Washington, 11 de diciembre de 2025 – Total News Agency-TNA-La Casa Blanca confirmó una nueva operación de alto impacto en el Caribe tras la incautación de un buque petrolero frente a las costas de Venezuela, en el marco del mayor despliegue militar estadounidense en la región en décadas. El presidente Donald Trump anunció personalmente la acción y la calificó como “la mayor incautación de un petrolero realizada por Estados Unidos”, en un gesto que vuelve a colocar la confrontación con el régimen de Nicolás Maduro en el centro de la agenda internacional.
Según informó el mandatario, la operación estuvo a cargo de la Guardia Costera y formó parte de la estrategia de “interdicción ampliada” contra embarcaciones vinculadas al narcoterrorismo. Aunque Washington evitó detallar el nombre del navío o la identidad de su tripulación, funcionarios del Gobierno explicaron que se trataba de un buque previamente sancionado y monitoreado dentro de las rutas clandestinas utilizadas para exportar crudo venezolano. Desde hace meses, las agencias de seguridad estadounidenses denuncian que Caracas recurre a intermediarios, empresas fantasma y petroleros sin bandera para sortear las sanciones internacionales, transfiriendo cargas en alta mar y manteniendo apagado el sistema de rastreo.
La incautación se produce en un contexto político explosivo. Trump afirmó recientemente que los “días de Maduro están contados” y adelantó la posibilidad de ataques dentro del territorio venezolano. El Gobierno estadounidense sostiene que el régimen encabeza una estructura criminal transnacional asociada al llamado “Cartel de los Soles” y que utiliza redes marítimas para financiar actividades ilícitas. Con esta operación, Washington busca endurecer el cerco sobre PDVSA, cuya capacidad exportadora ya se encuentra severamente limitada por las sanciones vigentes.
En los últimos tres meses, las fuerzas estadounidenses han destruido más de veinte embarcaciones vinculadas al narcotráfico, con un saldo de al menos 80 tripulantes fallecidos según reportes militares. Paralelamente, el Pentágono reforzó la presencia naval en el Caribe y en el Pacífico Oriental, constituyendo el mayor despliegue regional desde principios del siglo XXI. Analistas internacionales interpretan la reciente incautación del petrolero como un mensaje directo hacia Caracas y hacia actores extranjeros que facilitan la evasión de sanciones, particularmente compañías con participación en rutas hacia Asia.
La medida puede tener consecuencias profundas sobre la frágil economía venezolana. Con la mayor parte de su petróleo vendido en condiciones de descuento a refinerías chinas y a compradores de alto riesgo, la interrupción de rutas marítimas clandestinas podría reducir drásticamente los ingresos del Gobierno de Maduro. La petrolera Chevron, única compañía estadounidense autorizada a operar bajo licencia especial del Tesoro, mantiene un programa acotado de exportación que, según expertos, no alcanza para compensar la caída general del comercio venezolano.

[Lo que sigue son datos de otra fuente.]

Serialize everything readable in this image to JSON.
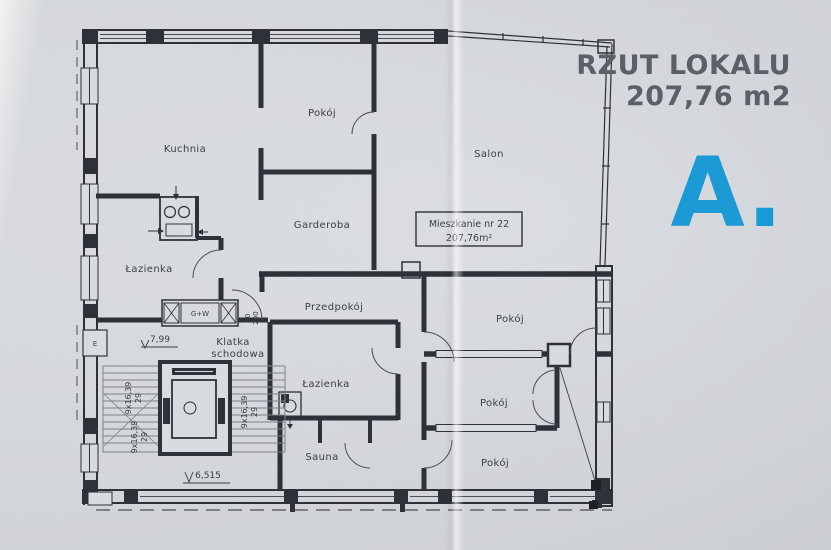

El régimen venezolano no emitió de inmediato una reacción oficial sobre la incautación, aunque medios estatales ya calificaron la acción como una “agresión imperial” y denunciaron una supuesta estrategia de Estados Unidos para justificar una intervención armada. En paralelo, el Gobierno de Maduro reforzó la movilización interna de milicias civiles y anunció la incorporación de más de 5.000 nuevos efectivos a las fuerzas armadas, en un intento de mostrar fortaleza ante la presión internacional.
La escalada se da además en la misma jornada en que la dirigente opositora María Corina Machado —recientemente galardonada con el Premio Nobel de la Paz— buscaba llegar a Oslo después de haberse ausentado de la ceremonia principal, hecho que incrementó la atención global sobre la crisis venezolana. El cruce entre la ofensiva militar estadounidense y la visibilidad internacional de la oposición venezolana añade un elemento adicional a una situación que ya se perfila como una de las más delicadas del continente.
Mientras tanto, en Washington destacan que la operación del miércoles es solo una parte de un “marco estratégico mayor” destinado a desarticular estructuras financieras del chavismo en aguas internacionales. La posibilidad de nuevas interdicciones marítimas —o de acciones más directas dentro del territorio venezolano— mantiene en alerta a los gobiernos de la región, que observan con preocupación el deterioro acelerado del equilibrio geopolítico en el Caribe.